From the SLURM login node, query the nodes used by the interactive ray.sub job as follows:

teryk@slurm-login:~$ squeue --me
             JOBID PARTITION        NAME     USER ST       TIME  NODES NODELIST(REASON)
           2504248     batch ray-cluster   terryk  R      15:01      4 node-12,node-[22,30],node-49

The first node is always the head node, so we need to port forward the dashboard port to the login node:

# Traffic from the login node's $LOCAL is forwarded to node-12:$DASHBOARD_PORT
# - If you haven't changed the default DASHBOARD_PORT in ray.sub, it is likely 8265
# - Choose a LOCAL_PORT that isn't taken. If the cluster is multi-tenant, 8265
#   on the login node is likely taken by someone else.
ssh -L $LOCAL_PORT:localhost:$DASHBOARD_PORT -N node-12

# Example chosing a port other than 8265 for the LOCAL_PORT
ssh -L 52640:localhost:8265 -N node-12

The example output from the port-forwarding with ssh may print logs like this, where the warning is expected.

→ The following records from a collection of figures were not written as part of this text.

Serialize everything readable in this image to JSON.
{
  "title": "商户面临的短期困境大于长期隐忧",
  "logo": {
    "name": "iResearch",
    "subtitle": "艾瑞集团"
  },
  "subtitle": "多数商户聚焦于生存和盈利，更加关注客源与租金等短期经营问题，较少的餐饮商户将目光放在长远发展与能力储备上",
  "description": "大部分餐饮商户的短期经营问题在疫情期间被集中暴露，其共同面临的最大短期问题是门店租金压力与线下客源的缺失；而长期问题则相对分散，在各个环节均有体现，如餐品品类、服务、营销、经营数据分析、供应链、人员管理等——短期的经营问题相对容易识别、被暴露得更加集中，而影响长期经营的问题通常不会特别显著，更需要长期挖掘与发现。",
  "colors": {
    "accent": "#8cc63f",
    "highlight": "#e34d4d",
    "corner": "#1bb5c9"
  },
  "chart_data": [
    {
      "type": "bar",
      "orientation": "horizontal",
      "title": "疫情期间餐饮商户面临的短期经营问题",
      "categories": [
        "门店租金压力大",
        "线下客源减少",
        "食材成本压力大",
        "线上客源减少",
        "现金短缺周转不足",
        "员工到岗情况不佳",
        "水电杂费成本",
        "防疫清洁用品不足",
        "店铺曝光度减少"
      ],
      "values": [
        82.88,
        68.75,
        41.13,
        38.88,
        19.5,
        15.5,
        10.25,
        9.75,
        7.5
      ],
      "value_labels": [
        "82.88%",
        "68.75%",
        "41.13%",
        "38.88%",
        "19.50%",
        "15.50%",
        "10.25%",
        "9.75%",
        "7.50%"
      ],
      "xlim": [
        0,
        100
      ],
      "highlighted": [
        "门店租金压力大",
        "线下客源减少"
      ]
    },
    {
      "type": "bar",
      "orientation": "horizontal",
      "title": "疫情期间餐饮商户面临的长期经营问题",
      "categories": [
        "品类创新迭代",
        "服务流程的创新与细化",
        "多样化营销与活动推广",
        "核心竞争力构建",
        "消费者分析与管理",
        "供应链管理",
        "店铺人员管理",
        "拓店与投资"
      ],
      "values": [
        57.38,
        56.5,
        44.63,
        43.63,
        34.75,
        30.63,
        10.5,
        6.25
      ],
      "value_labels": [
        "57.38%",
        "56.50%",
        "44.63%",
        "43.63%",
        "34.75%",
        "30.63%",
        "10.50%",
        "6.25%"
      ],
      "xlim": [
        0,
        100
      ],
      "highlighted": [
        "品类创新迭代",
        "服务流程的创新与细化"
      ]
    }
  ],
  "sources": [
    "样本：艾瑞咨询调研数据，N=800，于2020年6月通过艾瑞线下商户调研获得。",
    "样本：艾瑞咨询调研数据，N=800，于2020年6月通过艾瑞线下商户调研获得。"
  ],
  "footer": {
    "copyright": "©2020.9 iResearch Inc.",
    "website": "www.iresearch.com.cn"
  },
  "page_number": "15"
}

Warning: Permanently added 'node-12' (ED25519) to the list of known hosts.
bind [::1]:52640: Cannot assign requested address

Open the Ray Debugger Extension#

In VS Code or Cursor, open the Ray Debugger extension by clicking the Ray icon in the activity bar or searching for “View: Show Ray Debugger” in the Command Palette (Ctrl+Shift+P or Cmd+Shift+P).

Ray Debugger Extension Step 1

Add the Ray Cluster#

Click on the “Add Cluster” button in the Ray Debugger panel.

Ray Debugger Extension Step 2

Enter the address and port you set up in the port forwarding step. If you followed the example above using port 52640, you would enter:

Ray Debugger Extension Step 3

Add a Breakpoint and Run Your Program#

The Ray Debugger Panel for cluster 127.0.0.1:52640 lists all active breakpoints. To begin debugging, select a breakpoint from the dropdown and click Start Debugging to jump to that worker.

Note that you can jump between breakpoints across all workers with this process.

Ray Debugger Extension Step 4

Debug the Driver Script#

By default, setting breakpoints in the driver script (outside of @ray.remote) will not pause program execution when using Ray. To enable pausing at these breakpoints, set the environment variable to RAY_DEBUG=legacy:

RAY_DEBUG=legacy uv run ....